Она извинилась, положила трубку. Подумала: горе делает нас уязвимыми и беззащитными, каждый может нас обидеть. Почему же говорят, что горе делает человека мудрым и стойким? Неправда. Горе приучает к унижению и покорности.
14
Утром не хотелось вставать — хотя бы полчаса еще, хотя бы десять минут полежать расслабленно, прислушиваясь к тяжелому, неотдохнувшему телу. Но не было в запасе ни минуты.
Что это такое, почему все время надо насиловать себя? Не хочешь спать — глуши себя снотворным, хочешь спать — отрывай от подушки отуманенную сном голову, в которой отдается болью длинный звонок будильника. Вся жизнь состоит из маленьких насилий над собой!
Все же Кира Сергеевна поднялась и даже зарядку сделала, чтобы ушла из суставов слабость, — день нужно встречать бодро, ощущать сильные толчки сердца и упругую легкость в ногах, иначе тебя ни на что не хватит.
Но день этот выдался не из удачных. С утра Кира Сергеевна решила пойти в облисполком, а до этого. — чтоб заручиться свежими фактами и аргументами, — в библиотеку.
Заведующая водила ее по тесным, заставленным стеллажами комнаткам, конечно, стонала и жаловалась, заглядывала ей в глаза. Кире Сергеевне было стыдно, что эта немолодая женщина держится так униженно и не ради себя, а ради дела.
В книгохранилище, похожем на кладовую без окон, пахло старой истлевающей бумагой и почему-то уксусом. Заведующая объяснила, что время от времени протирают уксусом полки от шашеля — поскольку проветривать не удается, — но все равно со старых желтых полок тихо сыпалась серая труха.
Две молоденькие библиотекарши, бросив дела, тоже ходили за Кирой Сергеевной, вытянув тонкие шеи, и были похожи на детей, которые ждут от взрослого гостинца.
Но что я могу им сказать?
Она ушла расстроенная, направилась в облисполком. Нужных и главных лиц, от которых зависело решение, не было, а второстепенные лица ничего не решали. В управлении культуры ее уверяли, что, кажется, ничего еще не решено и без нее, видимо, решаться не будет и что совместными усилиями, возможно, удастся отстоять…

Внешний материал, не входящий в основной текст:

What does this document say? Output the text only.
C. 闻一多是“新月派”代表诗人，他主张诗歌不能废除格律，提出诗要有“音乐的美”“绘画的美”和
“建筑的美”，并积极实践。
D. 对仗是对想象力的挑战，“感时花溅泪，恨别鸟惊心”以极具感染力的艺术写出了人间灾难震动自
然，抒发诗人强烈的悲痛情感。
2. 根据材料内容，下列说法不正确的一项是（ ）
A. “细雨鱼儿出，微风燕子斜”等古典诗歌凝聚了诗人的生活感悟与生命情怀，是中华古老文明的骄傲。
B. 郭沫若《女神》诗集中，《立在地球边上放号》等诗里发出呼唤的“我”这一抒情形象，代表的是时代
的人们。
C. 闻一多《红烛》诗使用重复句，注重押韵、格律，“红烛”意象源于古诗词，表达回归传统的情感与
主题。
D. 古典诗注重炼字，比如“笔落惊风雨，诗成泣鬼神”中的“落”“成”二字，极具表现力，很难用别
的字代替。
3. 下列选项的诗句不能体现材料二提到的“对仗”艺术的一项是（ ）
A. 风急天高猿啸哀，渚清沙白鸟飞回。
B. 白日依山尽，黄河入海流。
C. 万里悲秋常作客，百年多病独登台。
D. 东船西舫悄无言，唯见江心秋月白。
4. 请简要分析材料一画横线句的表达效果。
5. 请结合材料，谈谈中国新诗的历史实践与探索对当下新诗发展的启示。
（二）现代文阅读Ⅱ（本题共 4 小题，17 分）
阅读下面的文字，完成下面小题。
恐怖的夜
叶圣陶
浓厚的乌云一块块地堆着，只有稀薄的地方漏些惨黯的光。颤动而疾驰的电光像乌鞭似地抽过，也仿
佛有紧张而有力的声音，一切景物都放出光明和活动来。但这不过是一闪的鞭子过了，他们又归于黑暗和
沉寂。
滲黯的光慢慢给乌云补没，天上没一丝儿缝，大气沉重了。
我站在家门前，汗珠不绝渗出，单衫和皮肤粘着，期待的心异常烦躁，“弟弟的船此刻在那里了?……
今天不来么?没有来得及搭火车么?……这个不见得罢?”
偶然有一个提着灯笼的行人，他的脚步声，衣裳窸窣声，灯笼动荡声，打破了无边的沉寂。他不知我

«Кажется», «видимо», «возможно»…
И в горкоме ничего определенного не сказали: «Посоветуемся, проконсультируемся, звоните». Никто не хочет первым сказать «Э-э». А на звонки Кира Сергеевна в таких делах не полагалась.
Она вернулась к себе усталая, кляня этот пустой, неудачный день, звонила в больницу, удалось даже поговорить с Ириной. Ленка стала есть и уже сидела в подушках, это обрадовало Киру Сергеевну — хоть тут удача!

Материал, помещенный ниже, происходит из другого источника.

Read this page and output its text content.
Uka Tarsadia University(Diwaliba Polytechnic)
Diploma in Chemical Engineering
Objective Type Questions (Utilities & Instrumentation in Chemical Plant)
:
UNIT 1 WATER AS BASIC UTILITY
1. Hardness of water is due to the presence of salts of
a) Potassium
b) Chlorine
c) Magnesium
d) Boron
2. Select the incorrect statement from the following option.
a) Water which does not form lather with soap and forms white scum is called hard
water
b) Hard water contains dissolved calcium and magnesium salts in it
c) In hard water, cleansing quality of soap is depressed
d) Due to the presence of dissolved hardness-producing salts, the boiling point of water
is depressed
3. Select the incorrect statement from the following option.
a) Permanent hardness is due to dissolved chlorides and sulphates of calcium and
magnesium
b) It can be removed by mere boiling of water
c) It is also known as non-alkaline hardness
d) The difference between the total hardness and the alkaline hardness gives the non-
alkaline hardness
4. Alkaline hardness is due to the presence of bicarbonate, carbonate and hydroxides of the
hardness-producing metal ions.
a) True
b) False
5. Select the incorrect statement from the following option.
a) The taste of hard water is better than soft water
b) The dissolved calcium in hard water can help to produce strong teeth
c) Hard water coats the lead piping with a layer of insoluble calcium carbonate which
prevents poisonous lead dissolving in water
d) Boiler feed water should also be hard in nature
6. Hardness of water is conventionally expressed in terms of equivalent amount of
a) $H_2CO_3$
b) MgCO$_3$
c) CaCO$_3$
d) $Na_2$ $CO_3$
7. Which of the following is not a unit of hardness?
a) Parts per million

Но она уже не доверяла этому хмурому дню, решила никаких вопросов сегодня не пробивать, в оставшееся время занялась почтой и документами.
В конце дня ударил дождь — как обычно, сперва небольшой, мелкий, и Кира Сергеевна надеялась его переждать, — но потом сразу потемнело и зашумело под окном, обрушился ливень.
Опять не взяла ни плаща, ни зонта, и теперь ходила по кабинету, поглядывая на часы. Если б домой, плюнула бы на дождь и побежала, а как явиться в больницу, если с тебя течет в три ручья? Пожалуй, не пустят.
Дежурную машину для личных нужд вызывать не хотела, дважды звонила домой — никто не ответил. Куда подевались?
Она постояла у окна, завешанного густыми серыми жгутами воды. По безлюдной улице бежала река, вспениваясь у обочин, заливала площадь. Под широкой аркой кинотеатра теснилась толпа — ни фигур, ни лиц, одно пестрое пятно.
Кира Сергеевна опять посмотрела на часы — уже семь. Шурочку отпустила, даже кофе не выпьешь. Разве самой заглянуть в Шурочкино хозяйство?
В приемной Жищенко и заведующий отделом культуры Иванов играли в шахматы, густо курили.
— И вас, Кира Сергеевна, дождичек прихватил? — поднял голову Жищенко. — Партию не желаете?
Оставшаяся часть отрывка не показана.